Deep down I know the majority of my problems start and stop with alcohol. Drinking will always be a part of my life whether I’m drinking or not. It’d be easier to figure out if I wasn’t both the variable and constant in this little conundrum of mine.

Today, I stare all the feels in the face, and make sure they know the last sixteen years matter but the last thirteen months matter even more. I’m not her anymore, I’m a different, more me now.
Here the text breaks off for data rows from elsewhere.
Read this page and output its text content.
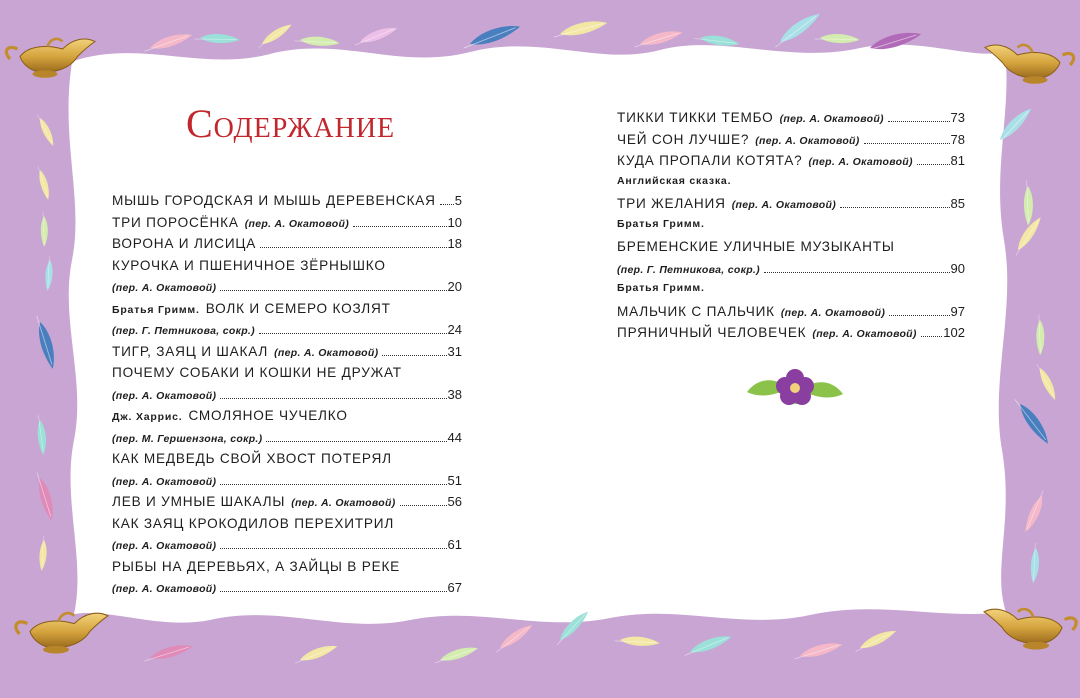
Содержание
МЫШЬ ГОРОДСКАЯ И МЫШЬ ДЕРЕВЕНСКАЯ 5
ТРИ ПОРОСЁНКА (пер. А. Окатовой)	10
ВОРОНА И ЛИСИЦА	18
КУРОЧКА И ПШЕНИЧНОЕ ЗЁРНЫШКО
(пер. А. Окатовой)	20
Братья Гримм. ВОЛК И СЕМЕРО КОЗЛЯТ
(пер. Г. Петникова, сокр.)	24
ТИГР, ЗАЯЦ И ШАКАЛ (пер. А. Окатовой)	31
ПОЧЕМУ СОБАКИ И КОШКИ НЕ ДРУЖАТ
(пер. А. Окатовой)	38
Дж. Харрис. СМОЛЯНОЕ ЧУЧЕЛКО
(пер. М. Гершензона, сокр.)	44
КАК МЕДВЕДЬ СВОЙ ХВОСТ ПОТЕРЯЛ
(пер. А. Окатовой)	51
ЛЕВ И УМНЫЕ ШАКАЛЫ (пер. А. Окатовой)	56
КАК ЗАЯЦ КРОКОДИЛОВ ПЕРЕХИТРИЛ
(пер. А. Окатовой)	61
РЫБЫ НА ДЕРЕВЬЯХ, А ЗАЙЦЫ В РЕКЕ
(пер. А. Окатовой)	67
ТИККИ ТИККИ ТЕМБО (пер. А. Окатовой)	73
ЧЕЙ СОН ЛУЧШЕ? (пер. А. Окатовой)	78
КУДА ПРОПАЛИ КОТЯТА? (пер. А. Окатовой)	81
Английская сказка.
ТРИ ЖЕЛАНИЯ (пер. А. Окатовой)	85
Братья Гримм.
БРЕМЕНСКИЕ УЛИЧНЫЕ МУЗЫКАНТЫ
(пер. Г. Петникова, сокр.)	90
Братья Гримм.
МАЛЬЧИК С ПАЛЬЧИК (пер. А. Окатовой)	97
ПРЯНИЧНЫЙ ЧЕЛОВЕЧЕК (пер. А. Окатовой) 102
I’m not 100% sober and I don’t know if I ever will be. One day, maybe sooner rather than later, I could decide to sign up for a sober lifestyle again. But right now, I can’t imagine midnight on New Year’s Eve without a champagne toast. I can do without five toasts but one still feels OK to me. So yeah…my relationship with drinking? We file it under ‘It’s complicated’.

The good news is, I’ve learned how to unwind on a Friday night without the trifecta of a bottle of wine, pizza and Netflix. My secret is just pizza and Netflix.